Our whish to reach as far as possible led to the decision to camp and since we didn’t know if we would get running water to do the dishes we stopped in a town to have dinner. Watching the bikes from the inside of the little restaurant was impossible so we decided to sit outside. When cycling in the sunshine it was nice, but sitting outside in the shade was terribly cold. Our termometer only showed 7 degrees…. Who said it couldn’t be cold in Turkey?

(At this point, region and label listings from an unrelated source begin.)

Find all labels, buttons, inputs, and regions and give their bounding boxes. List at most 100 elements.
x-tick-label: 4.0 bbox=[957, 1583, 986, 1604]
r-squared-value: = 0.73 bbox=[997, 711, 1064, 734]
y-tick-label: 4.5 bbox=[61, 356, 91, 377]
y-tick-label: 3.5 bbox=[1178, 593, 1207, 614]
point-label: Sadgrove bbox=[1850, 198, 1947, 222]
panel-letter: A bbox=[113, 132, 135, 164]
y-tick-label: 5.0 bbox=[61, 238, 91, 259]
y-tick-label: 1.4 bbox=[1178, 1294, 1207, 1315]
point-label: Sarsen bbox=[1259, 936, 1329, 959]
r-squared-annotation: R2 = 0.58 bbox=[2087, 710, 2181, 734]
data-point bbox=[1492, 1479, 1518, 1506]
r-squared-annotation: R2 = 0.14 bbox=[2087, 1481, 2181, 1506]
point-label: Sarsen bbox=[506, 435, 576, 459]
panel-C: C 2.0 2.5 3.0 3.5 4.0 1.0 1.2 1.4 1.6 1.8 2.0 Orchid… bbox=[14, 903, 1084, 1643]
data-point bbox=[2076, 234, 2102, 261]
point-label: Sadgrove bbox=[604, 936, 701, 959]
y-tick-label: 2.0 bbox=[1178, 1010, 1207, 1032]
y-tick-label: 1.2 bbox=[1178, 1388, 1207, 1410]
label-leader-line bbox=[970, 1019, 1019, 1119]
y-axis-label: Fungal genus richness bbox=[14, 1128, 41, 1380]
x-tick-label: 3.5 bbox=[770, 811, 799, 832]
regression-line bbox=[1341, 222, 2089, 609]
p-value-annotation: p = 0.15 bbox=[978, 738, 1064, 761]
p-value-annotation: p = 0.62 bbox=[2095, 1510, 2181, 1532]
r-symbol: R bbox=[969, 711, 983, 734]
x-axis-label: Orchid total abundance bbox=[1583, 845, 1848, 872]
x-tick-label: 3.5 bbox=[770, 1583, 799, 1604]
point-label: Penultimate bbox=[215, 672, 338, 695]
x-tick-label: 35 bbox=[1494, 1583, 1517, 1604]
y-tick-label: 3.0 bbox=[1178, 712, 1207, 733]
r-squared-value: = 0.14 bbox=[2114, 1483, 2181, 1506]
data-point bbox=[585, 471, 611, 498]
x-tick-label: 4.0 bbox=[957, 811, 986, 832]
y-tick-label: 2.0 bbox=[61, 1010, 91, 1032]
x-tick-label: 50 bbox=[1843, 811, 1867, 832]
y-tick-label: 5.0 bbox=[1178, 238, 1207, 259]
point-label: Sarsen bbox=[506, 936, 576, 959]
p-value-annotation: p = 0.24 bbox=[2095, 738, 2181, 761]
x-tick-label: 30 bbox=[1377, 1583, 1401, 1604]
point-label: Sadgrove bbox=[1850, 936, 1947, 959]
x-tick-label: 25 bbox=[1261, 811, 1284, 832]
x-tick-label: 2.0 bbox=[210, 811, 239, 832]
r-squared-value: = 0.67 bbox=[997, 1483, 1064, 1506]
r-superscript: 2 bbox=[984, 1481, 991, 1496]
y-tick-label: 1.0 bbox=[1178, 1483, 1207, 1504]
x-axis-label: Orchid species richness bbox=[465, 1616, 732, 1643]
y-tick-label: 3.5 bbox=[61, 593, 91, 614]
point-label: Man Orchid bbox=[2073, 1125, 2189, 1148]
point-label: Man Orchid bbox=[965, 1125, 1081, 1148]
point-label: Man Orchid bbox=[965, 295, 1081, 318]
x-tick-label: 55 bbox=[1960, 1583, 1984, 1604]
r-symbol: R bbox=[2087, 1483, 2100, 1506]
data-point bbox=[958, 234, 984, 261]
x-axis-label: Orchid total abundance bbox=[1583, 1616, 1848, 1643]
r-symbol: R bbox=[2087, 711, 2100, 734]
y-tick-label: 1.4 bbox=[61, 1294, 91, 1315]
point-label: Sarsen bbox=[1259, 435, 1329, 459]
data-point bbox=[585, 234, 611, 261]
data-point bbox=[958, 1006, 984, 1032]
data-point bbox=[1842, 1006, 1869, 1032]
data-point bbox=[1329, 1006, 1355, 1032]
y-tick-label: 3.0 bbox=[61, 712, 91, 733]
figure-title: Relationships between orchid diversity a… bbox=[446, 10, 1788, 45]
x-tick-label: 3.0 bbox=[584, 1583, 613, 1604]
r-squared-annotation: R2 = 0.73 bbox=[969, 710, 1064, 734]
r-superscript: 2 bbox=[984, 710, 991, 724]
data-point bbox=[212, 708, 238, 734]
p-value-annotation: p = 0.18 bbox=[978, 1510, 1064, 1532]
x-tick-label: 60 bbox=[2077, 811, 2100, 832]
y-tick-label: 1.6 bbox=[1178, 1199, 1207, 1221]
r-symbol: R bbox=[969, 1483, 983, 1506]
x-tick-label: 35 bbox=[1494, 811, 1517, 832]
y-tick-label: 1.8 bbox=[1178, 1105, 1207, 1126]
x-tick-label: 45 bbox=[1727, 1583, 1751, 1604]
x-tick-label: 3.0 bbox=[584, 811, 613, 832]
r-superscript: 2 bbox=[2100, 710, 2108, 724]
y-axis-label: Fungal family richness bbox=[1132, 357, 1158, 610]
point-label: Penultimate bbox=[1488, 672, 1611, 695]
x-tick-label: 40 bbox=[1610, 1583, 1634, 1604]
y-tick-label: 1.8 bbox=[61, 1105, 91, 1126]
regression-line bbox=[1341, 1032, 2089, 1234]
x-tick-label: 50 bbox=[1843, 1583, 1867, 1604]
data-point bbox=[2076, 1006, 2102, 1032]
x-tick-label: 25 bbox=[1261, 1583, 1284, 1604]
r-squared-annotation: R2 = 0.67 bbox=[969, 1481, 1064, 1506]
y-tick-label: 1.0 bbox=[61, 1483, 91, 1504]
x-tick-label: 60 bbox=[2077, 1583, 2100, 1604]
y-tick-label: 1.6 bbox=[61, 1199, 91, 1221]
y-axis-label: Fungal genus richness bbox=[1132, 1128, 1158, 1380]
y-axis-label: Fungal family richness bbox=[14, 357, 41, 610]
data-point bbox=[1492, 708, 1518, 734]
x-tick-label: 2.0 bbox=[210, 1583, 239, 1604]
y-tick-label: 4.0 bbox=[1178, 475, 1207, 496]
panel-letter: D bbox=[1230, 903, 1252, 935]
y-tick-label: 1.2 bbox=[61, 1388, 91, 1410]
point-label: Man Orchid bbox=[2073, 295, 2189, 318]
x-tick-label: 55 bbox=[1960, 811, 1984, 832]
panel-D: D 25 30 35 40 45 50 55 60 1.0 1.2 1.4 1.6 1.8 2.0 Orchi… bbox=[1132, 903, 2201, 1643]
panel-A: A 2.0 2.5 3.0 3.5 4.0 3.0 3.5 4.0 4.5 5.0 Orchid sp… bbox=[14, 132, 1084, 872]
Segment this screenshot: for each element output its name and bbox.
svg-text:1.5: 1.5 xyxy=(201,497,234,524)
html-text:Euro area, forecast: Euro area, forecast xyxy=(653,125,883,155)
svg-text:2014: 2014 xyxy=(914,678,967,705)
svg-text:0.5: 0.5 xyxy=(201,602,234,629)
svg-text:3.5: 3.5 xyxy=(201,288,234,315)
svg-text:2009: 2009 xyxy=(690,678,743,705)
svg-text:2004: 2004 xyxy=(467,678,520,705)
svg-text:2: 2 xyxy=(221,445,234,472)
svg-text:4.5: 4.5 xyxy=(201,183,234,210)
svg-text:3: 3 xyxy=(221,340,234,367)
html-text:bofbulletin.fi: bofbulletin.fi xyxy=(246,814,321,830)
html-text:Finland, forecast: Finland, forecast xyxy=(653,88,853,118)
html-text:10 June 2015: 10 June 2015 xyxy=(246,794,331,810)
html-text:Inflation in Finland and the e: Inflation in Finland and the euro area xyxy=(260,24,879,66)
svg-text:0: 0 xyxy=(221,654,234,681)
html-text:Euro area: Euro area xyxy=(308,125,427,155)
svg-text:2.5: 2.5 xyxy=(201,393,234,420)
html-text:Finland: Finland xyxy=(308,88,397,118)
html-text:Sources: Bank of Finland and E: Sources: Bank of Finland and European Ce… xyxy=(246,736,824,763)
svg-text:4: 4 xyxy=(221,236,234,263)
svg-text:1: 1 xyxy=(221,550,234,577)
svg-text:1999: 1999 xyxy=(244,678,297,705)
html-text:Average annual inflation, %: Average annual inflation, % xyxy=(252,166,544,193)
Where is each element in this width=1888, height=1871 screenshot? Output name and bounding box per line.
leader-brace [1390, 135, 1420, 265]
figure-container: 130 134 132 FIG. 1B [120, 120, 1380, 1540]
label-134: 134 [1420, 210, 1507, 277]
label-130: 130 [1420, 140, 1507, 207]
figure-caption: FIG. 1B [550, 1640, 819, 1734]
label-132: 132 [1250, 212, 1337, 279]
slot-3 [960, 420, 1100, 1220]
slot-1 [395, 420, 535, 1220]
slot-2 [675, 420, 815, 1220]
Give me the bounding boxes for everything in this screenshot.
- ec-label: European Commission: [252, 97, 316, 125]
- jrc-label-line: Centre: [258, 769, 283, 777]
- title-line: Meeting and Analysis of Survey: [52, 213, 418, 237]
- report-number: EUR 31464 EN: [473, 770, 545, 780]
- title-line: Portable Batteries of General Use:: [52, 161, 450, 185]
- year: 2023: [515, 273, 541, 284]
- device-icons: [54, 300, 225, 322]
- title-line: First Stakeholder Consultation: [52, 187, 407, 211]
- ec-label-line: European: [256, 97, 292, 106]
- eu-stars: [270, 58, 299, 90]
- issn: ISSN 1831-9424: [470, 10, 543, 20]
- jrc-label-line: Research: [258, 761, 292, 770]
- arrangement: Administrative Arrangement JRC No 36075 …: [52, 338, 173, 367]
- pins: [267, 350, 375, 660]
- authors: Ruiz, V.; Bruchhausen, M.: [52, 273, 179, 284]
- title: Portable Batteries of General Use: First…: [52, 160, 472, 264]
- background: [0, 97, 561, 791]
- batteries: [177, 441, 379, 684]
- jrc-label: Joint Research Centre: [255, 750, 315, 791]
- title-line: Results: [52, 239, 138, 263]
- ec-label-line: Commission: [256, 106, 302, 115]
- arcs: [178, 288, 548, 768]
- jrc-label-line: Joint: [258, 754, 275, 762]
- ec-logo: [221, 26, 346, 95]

We then continued in the direction towards the Marmara Sea. When only 30-45 minutes of daylight remained we went in to a gas station to fill up water and go to the toilet. The guys working there immediately welcomed us in and offered us hot tea and asked where we were heading. Wej explained that we were heading to Istanbul and then to her home in Bangkok, then she smiled her most charming smile and asked the guys if we could put up her tent behind their gas station. The answer was yes and they showed us a place behind a storage container.
As soon as the tent was up, sleeping bags rolled out and mattresses pumped, we walked back to the gas station to have more tea, eat our sandwhiches and boiled eggs that Selcuk’s parents had given us, brush our teeth and so on. Now the night shift had started to work and they also wanted to hear the strange story about cycling to Bangkok.
Since there were not so many customers at that time of the evening we had plenty of time to communicate. When having the lesson with Selcuk in the morning we pointed at things and noted in the note book, but now we used a more modern way to communicate – google translate…. 🙂
The cashier had a computer with internet and we all stood around it typing in our questions and answers while also using sign language. Using the google translate the 25 year old cashier proudly even managed to tell about his pilgrimage to Mecka earlier this year. Our conversations were fun and we all laughed a lot since google translate sometimes make strange translations.
The gas station provided free coffee and tea for customers at a machine outside the shop and the gas stations staff ran out to fetch more cups to us all the time. What a great hospitality…. We think Turkey will be a nice experience.